頼みの綱の王妃殿下にチラリと助けを求めてみても「あー……まあ、王宮医師に判断を委ねましょうか」と苦笑いするのみ。
挙句の果て、それまで経過は良好だと笑みを見せていた王宮医師たちからまで「完治に至っていないお体で出歩くことは危険です」と、目を逸らされたのだから納得いかないにも程がある。

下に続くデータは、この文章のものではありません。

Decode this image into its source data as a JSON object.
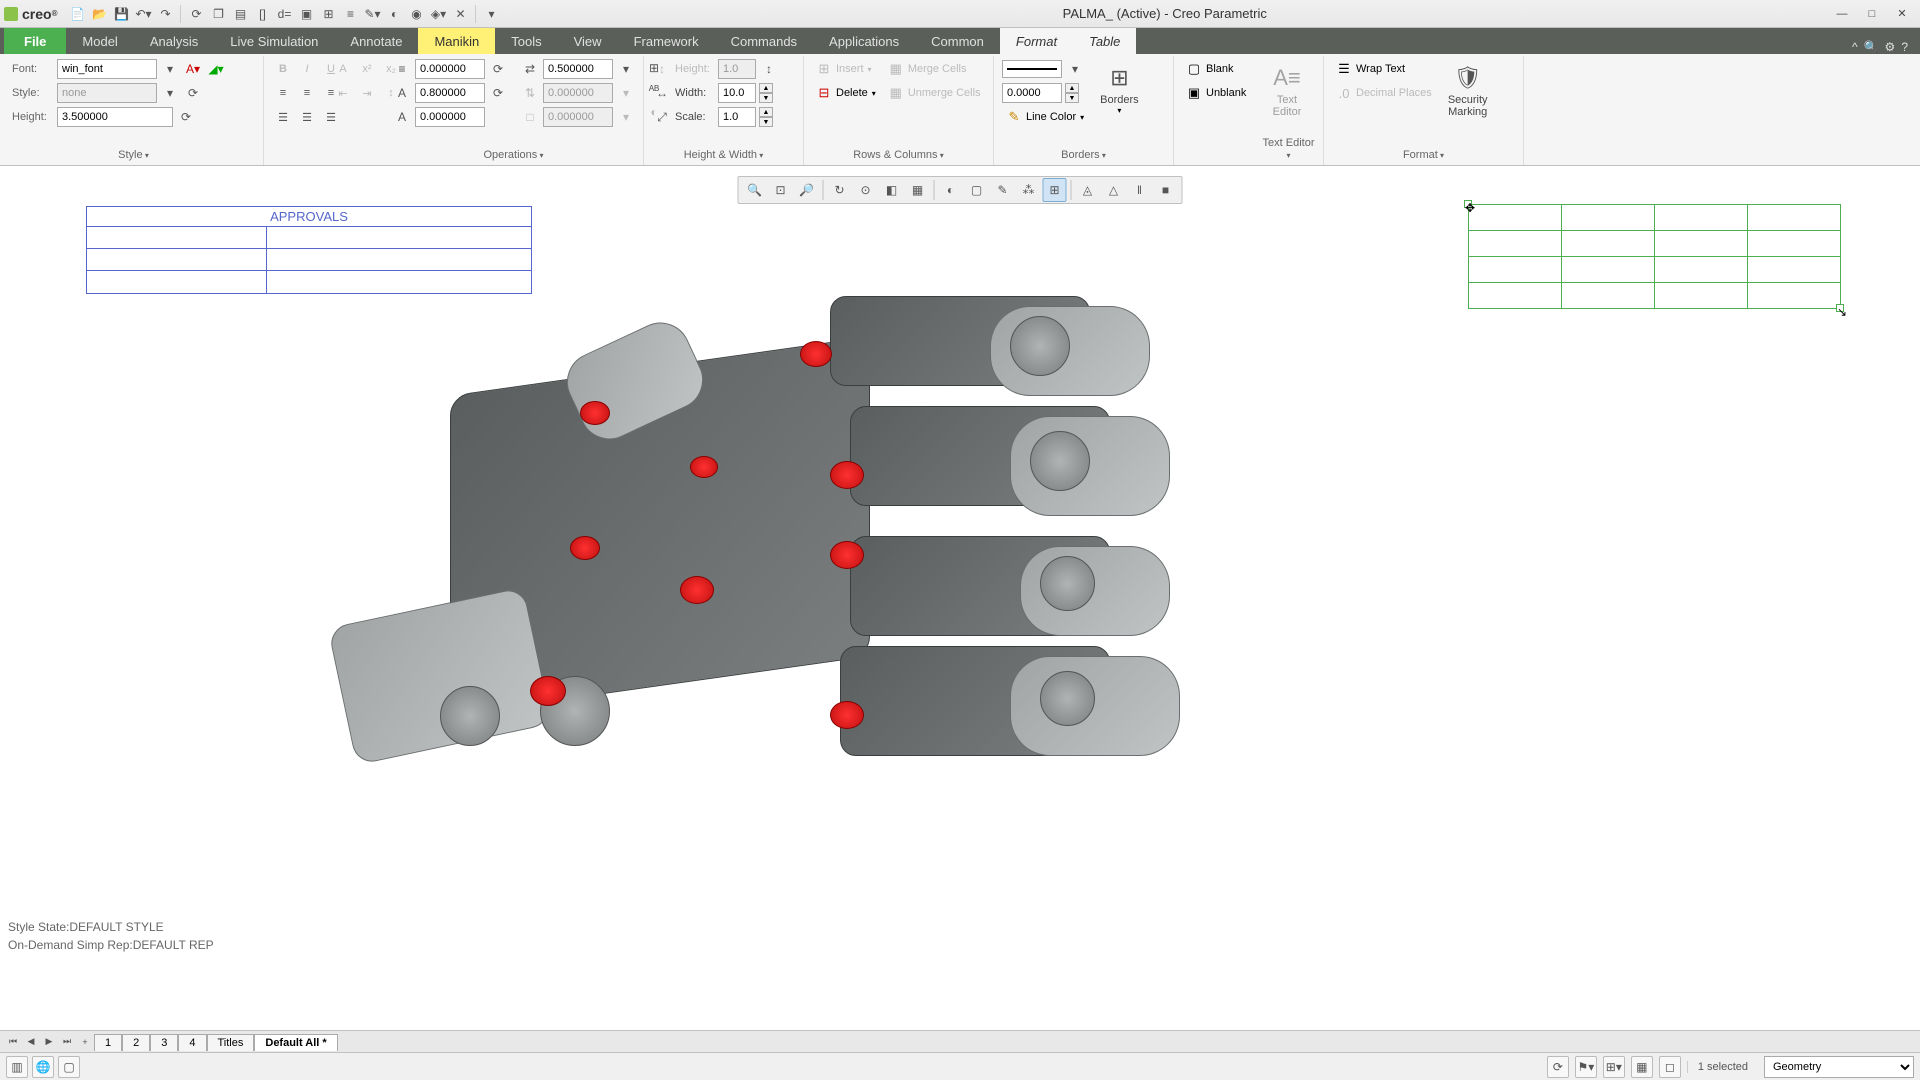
{
  "app": {
    "logo": "creo",
    "title_doc": "PALMA_ (Active)",
    "title_app": "Creo Parametric"
  },
  "qat": [
    "new",
    "open",
    "save",
    "undo",
    "redo",
    "regenerate",
    "windows",
    "close",
    "d1",
    "d2",
    "go",
    "refit",
    "dims",
    "model",
    "style",
    "render",
    "render2",
    "close2",
    "more"
  ],
  "window_controls": {
    "min": "—",
    "max": "□",
    "close": "✕"
  },
  "tabs": {
    "file": "File",
    "items": [
      "Model",
      "Analysis",
      "Live Simulation",
      "Annotate",
      "Manikin",
      "Tools",
      "View",
      "Framework",
      "Commands",
      "Applications",
      "Common",
      "Format",
      "Table"
    ],
    "active_italic": [
      "Format",
      "Table"
    ],
    "highlighted": "Manikin"
  },
  "ribbon": {
    "font": {
      "label": "Font:",
      "value": "win_font"
    },
    "style": {
      "label": "Style:",
      "value": "none"
    },
    "height": {
      "label": "Height:",
      "value": "3.500000"
    },
    "group_style": "Style",
    "line_spacing": "0.000000",
    "char_spacing": "0.800000",
    "kerning": "0.000000",
    "margin_horiz": "0.500000",
    "margin_vert": "0.000000",
    "margin_other": "0.000000",
    "group_operations": "Operations",
    "hw_height_label": "Height:",
    "hw_height_value": "1.0",
    "hw_width_label": "Width:",
    "hw_width_value": "10.0",
    "hw_scale_label": "Scale:",
    "hw_scale_value": "1.0",
    "group_hw": "Height & Width",
    "insert": "Insert",
    "delete": "Delete",
    "merge_cells": "Merge Cells",
    "unmerge_cells": "Unmerge Cells",
    "group_rc": "Rows & Columns",
    "border_width": "0.0000",
    "line_color": "Line Color",
    "borders_btn": "Borders",
    "group_borders": "Borders",
    "blank": "Blank",
    "unblank": "Unblank",
    "text_editor": "Text\nEditor",
    "group_text_editor": "Text Editor",
    "wrap_text": "Wrap Text",
    "decimal_places": "Decimal Places",
    "security_marking": "Security\nMarking",
    "group_format": "Format"
  },
  "approvals": {
    "title": "APPROVALS",
    "rows": 3
  },
  "selected_table": {
    "rows": 4,
    "cols": 4
  },
  "state": {
    "style_state": "Style State:DEFAULT STYLE",
    "simp_rep": "On-Demand Simp Rep:DEFAULT REP"
  },
  "sheets": {
    "items": [
      "1",
      "2",
      "3",
      "4",
      "Titles",
      "Default All *"
    ],
    "active": "Default All *",
    "add": "+"
  },
  "status": {
    "selected_count": "1 selected",
    "filter": "Geometry"
  }
}
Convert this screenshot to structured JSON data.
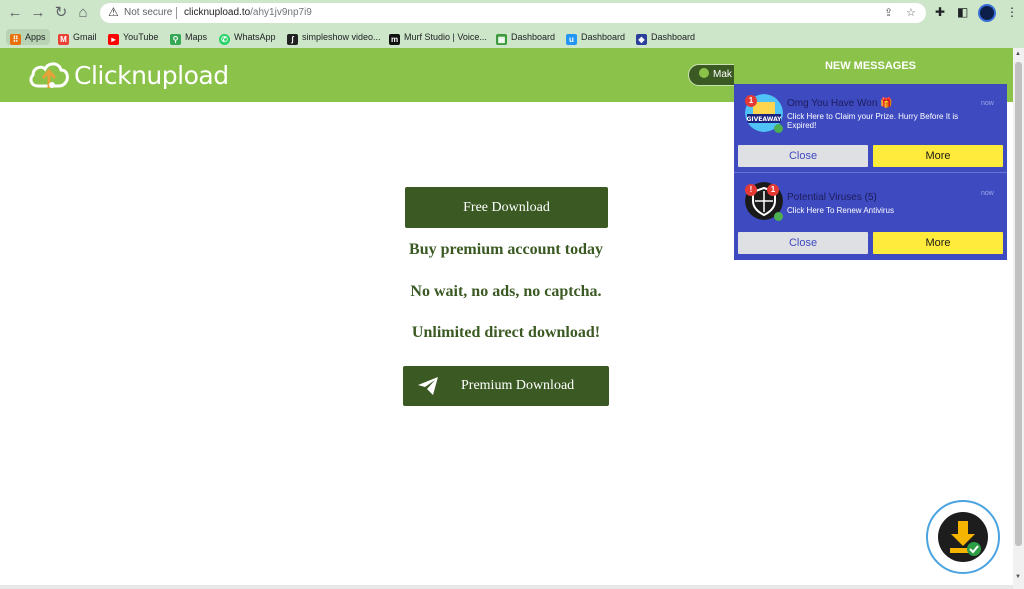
{
  "browser": {
    "security_label": "Not secure",
    "url_domain": "clicknupload.to",
    "url_path": "/ahy1jv9np7i9",
    "bookmarks": [
      {
        "label": "Apps",
        "icon": "apps-grid-icon",
        "color": "#e8710a"
      },
      {
        "label": "Gmail",
        "icon": "gmail-icon",
        "color": "#ea4335"
      },
      {
        "label": "YouTube",
        "icon": "youtube-icon",
        "color": "#ff0000"
      },
      {
        "label": "Maps",
        "icon": "maps-pin-icon",
        "color": "#34a853"
      },
      {
        "label": "WhatsApp",
        "icon": "whatsapp-icon",
        "color": "#25d366"
      },
      {
        "label": "simpleshow video...",
        "icon": "simpleshow-icon",
        "color": "#222222"
      },
      {
        "label": "Murf Studio | Voice...",
        "icon": "murf-icon",
        "color": "#111111"
      },
      {
        "label": "Dashboard",
        "icon": "dashboard-icon",
        "color": "#3c9a3c"
      },
      {
        "label": "Dashboard",
        "icon": "dashboard-u-icon",
        "color": "#2196f3"
      },
      {
        "label": "Dashboard",
        "icon": "dashboard-shield-icon",
        "color": "#2a3f9c"
      }
    ]
  },
  "site": {
    "logo_text": "Clicknupload",
    "header_button_label": "Mak",
    "free_download_label": "Free Download",
    "promo_lines": [
      "Buy premium account today",
      "No wait, no ads, no captcha.",
      "Unlimited direct download!"
    ],
    "premium_download_label": "Premium Download"
  },
  "notifications": {
    "header": "NEW MESSAGES",
    "items": [
      {
        "title": "Omg You Have Won 🎁",
        "description": "Click Here to Claim your Prize. Hurry Before It is Expired!",
        "time": "now",
        "badge": "1",
        "image_icon": "giveaway-icon",
        "image_text": "GIVEAWAY",
        "close_label": "Close",
        "more_label": "More"
      },
      {
        "title": "Potential Viruses (5)",
        "description": "Click Here To Renew Antivirus",
        "time": "now",
        "badge": "1",
        "image_icon": "shield-icon",
        "close_label": "Close",
        "more_label": "More"
      }
    ]
  },
  "colors": {
    "brand_green": "#8ac24a",
    "dark_green": "#3b5a23",
    "notif_blue": "#3e4ac0",
    "more_yellow": "#ffeb3b"
  }
}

何で?ほぼ治癒したと言っていたはずでは…⁈と、焦りのあまり医師達に詰め寄ったのが気に入らなかったのか、殿下は胡散臭いキラキラした微笑みを浮かべると「無理をしては体に障るだろう。医師もこう言っているのだから、指示に従い大人しく療養しなさい」と、何故か部屋前に立つ警備兵まで増やされることになった。
「えっ⁈ ………何で警備まで増やすの……?」
「ルウが部屋で大人しくしていれば良いが、万が一王宮内をうろついて廊下で倒れたりしたら大変だからな。予防措置を取っただけで、何の問題も無いはずだが?」
「わ、私如きにそこまで厳重な警備は必要ないと思うのっ‼ ……そんな監視みたいな…」
「監視?……ルウは大げさだな。これはあくまでも予防措置だと言っただろう? ルウが脱走を目論まずに大人しく療養していれば、何も気にすることは無いだろう」
………やっぱり監禁目的じゃないか………。
警備を増やして、漸く安心したのかディミトリ殿下は王立学術院へと帰って行ったけれど、それ以来、私には常に二人の監視が付いて王宮内ですら満足に移動が許されなくなった。
…こうして、気が付けば私は王宮に監禁されたまま、長い療養期間を過ごす事となったのだった。